The unknown masterpiece
Mathias Boryna, the most prosperous farmer in Lipka, is getting on in years. His adult children want him to retire and hand the family land over to them. Boryna, on the other hand, still considers himself hale and hearty and decides to remarry to a young bride, much to the chagrin of his offspring. Complicating matters is the fact that Yagna, his new wife, is the most beautiful girl in the village, and she’s had a promiscuous past, including an affair with Boryna’s son Antek.
In subject matter this book bears some similarity to Emile Zola’s novel The Earth, and Reymont’s writing bears a striking resemblance to Zola’s brand of Naturalism as well.

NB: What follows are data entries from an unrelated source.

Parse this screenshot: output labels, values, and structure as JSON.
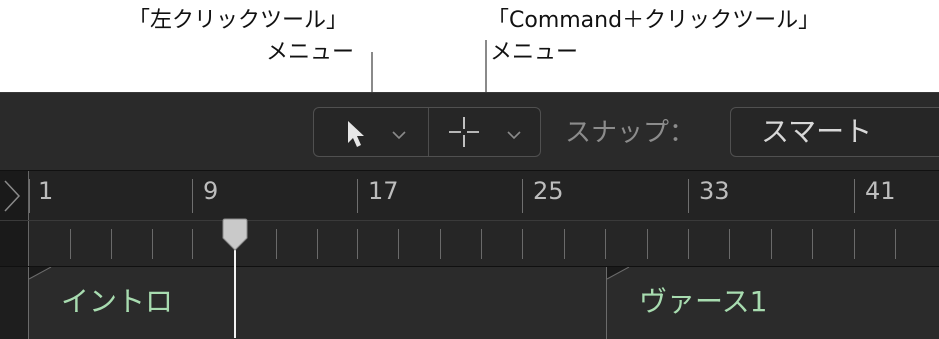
{
  "callouts": {
    "left_tool": {
      "line1": "「左クリックツール」",
      "line2": "メニュー"
    },
    "cmd_tool": {
      "line1": "「Command＋クリックツール」",
      "line2": "メニュー"
    }
  },
  "toolbar": {
    "left_tool_icon": "arrow-pointer-icon",
    "cmd_tool_icon": "crosshair-icon",
    "snap_label": "スナップ：",
    "snap_value": "スマート"
  },
  "ruler": {
    "bars": [
      "1",
      "9",
      "17",
      "25",
      "33",
      "41"
    ]
  },
  "markers": [
    {
      "label": "イントロ"
    },
    {
      "label": "ヴァース1"
    }
  ],
  "colors": {
    "marker_text": "#a8dcb0",
    "background": "#2a2a2a",
    "playhead": "#f2f2f2"
  }
}
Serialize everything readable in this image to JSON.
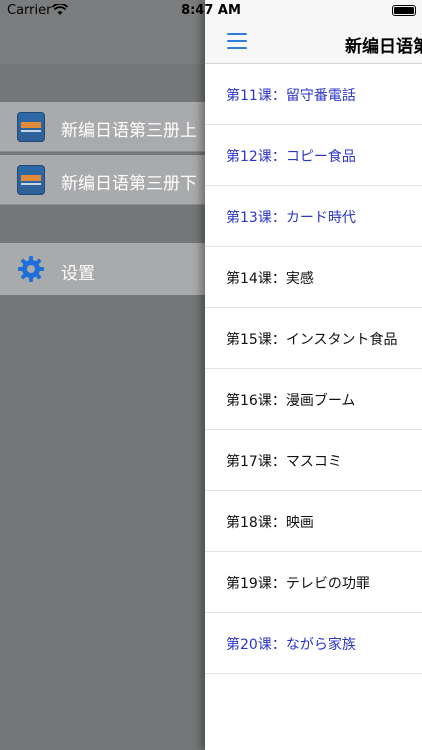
{
  "status": {
    "carrier": "Carrier",
    "time": "8:47 AM"
  },
  "sidebar": {
    "items": [
      {
        "label": "新编日语第三册上",
        "icon": "book-icon"
      },
      {
        "label": "新编日语第三册下",
        "icon": "book-icon"
      }
    ],
    "settings": {
      "label": "设置",
      "icon": "gear-icon"
    }
  },
  "panel": {
    "title": "新编日语第",
    "lessons": [
      {
        "label": "第11课：留守番電話",
        "color": "#2b35c8"
      },
      {
        "label": "第12课：コピー食品",
        "color": "#2b35c8"
      },
      {
        "label": "第13课：カード時代",
        "color": "#2b35c8"
      },
      {
        "label": "第14课：実感",
        "color": "#111111"
      },
      {
        "label": "第15课：インスタント食品",
        "color": "#111111"
      },
      {
        "label": "第16课：漫画ブーム",
        "color": "#111111"
      },
      {
        "label": "第17课：マスコミ",
        "color": "#111111"
      },
      {
        "label": "第18课：映画",
        "color": "#111111"
      },
      {
        "label": "第19课：テレビの功罪",
        "color": "#111111"
      },
      {
        "label": "第20课：ながら家族",
        "color": "#2b35c8"
      }
    ]
  }
}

While many early 20th-century novelists were influenced by Zola, Reymont is the first I’ve come across that actually rivals the master himself. While I have read that this novel is set in the early years of the 20th century, it is really a timeless story, taking place in an indeterminate age. The only hint of temporal specificity is the fact that Lipka, at the time of the story, is under Russian rule. For the most part it deals with everyday issues of family life and community that transcend any particular time and place. You don’t have to know anything about Polish history to read this novel. It does not discuss any major historical or political events. You will, however, learn much about the customs, superstitions, farming practices, living conditions, and religious rituals of rural life in Poland. Reymont populates Lipka with so many complex characters and intertwining storylines that it surpasses William Falkner’s Yoknapatawpha County in its richness of detail and the completeness of its depiction of country life. You become so involved in the lives of these characters that by the time you get to the fourth volume you feel as if you’re ready to get behind the plow or vote in the local elections. This book is long out of print, but for lovers of great literature it’s definitely worth a search online or a trip to your local university library. (This review is based on the English translation by Michael H. Dziewicki.)